A data ingestion specialist wants to ensure that COPY INTO commands automatically load newly arrived files in cloud storage without manually running SQL. Which approach best accomplishes this in Snowflake?

A Use Snowpipe with event notifications
B Use role-based access control
C Use secure UDFs to process staged files
D Use network policies to monitor storage buckets

Correct Answer: A

Explanation:

Option A is correct because Snowpipe is Snowflake’s automatic ingestion service that continuously loads files as they arrive in cloud storage. When used with event notifications from supported providers, Snowpipe activates immediately upon file arrival, triggering ingestion without human intervention. This automation reduces latency, supports continuous pipelines, and eliminates the need to manually run COPY commands.

Option B is not correct because role-based access control governs permissions, not automation.
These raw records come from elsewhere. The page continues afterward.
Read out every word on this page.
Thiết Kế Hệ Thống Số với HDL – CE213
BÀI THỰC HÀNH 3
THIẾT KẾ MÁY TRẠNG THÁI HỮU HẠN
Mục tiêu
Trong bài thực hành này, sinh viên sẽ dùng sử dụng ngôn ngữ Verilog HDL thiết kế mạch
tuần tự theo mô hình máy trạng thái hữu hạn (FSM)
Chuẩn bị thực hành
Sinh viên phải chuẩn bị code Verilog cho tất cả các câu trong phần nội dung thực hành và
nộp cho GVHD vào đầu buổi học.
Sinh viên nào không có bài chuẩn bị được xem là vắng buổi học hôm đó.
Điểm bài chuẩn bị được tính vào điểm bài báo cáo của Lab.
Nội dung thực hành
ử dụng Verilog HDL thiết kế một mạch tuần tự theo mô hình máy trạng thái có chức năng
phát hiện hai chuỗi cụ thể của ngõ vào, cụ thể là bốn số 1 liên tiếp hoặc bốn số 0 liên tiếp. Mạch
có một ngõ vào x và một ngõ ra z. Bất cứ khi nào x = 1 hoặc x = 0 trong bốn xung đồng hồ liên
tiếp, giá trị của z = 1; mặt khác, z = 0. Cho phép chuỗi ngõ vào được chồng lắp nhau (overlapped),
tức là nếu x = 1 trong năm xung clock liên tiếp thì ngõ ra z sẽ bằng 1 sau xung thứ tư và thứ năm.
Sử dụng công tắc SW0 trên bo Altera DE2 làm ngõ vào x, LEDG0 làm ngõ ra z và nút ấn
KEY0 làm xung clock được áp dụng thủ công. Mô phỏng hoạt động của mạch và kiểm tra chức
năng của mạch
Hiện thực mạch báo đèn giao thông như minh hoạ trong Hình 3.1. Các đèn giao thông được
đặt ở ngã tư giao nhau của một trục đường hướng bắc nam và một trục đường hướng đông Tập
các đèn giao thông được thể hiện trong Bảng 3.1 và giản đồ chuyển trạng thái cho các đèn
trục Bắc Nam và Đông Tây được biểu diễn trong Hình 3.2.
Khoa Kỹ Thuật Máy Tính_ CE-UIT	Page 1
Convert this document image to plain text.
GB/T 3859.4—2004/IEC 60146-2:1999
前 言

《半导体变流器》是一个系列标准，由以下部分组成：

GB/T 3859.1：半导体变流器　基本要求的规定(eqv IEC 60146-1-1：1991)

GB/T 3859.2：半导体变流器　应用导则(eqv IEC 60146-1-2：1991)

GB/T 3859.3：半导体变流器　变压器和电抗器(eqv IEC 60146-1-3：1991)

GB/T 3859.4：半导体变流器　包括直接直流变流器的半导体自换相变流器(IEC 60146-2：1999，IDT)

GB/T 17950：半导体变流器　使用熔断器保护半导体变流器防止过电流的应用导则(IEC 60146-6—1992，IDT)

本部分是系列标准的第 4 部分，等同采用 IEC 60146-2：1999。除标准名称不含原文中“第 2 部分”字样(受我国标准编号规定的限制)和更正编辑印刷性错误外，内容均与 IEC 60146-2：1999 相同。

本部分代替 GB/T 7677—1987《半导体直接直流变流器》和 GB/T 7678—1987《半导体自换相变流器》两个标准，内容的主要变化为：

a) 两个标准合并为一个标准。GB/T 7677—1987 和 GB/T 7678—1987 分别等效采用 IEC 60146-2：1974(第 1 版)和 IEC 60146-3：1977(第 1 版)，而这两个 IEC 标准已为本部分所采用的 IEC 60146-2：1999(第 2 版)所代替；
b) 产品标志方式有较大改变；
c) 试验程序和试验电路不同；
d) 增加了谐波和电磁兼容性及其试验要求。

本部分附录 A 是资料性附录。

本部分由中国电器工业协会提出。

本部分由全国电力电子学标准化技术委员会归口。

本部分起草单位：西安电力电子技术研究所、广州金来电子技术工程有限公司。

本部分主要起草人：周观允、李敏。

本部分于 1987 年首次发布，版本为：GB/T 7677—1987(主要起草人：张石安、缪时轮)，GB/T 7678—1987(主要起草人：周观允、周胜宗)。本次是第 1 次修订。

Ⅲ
RBAC does not load files nor trigger ingestion events.

Option C is not correct because secure UDFs execute procedural logic but cannot autonomously monitor storage changes. Their purpose is secure code execution, not file event detection or ingestion orchestration.

Option D is not correct because network policies apply to user IP filtering, not cloud storage monitoring. Snowflake cannot use a network policy to track files arriving in external storage platforms.

Thus, Snowpipe coupled with event notifications is the correct automation mechanism.

A Snowflake engineer needs to grant a partner organization access to a curated subset of data without physically copying the data. Which Snowflake capability is most appropriate?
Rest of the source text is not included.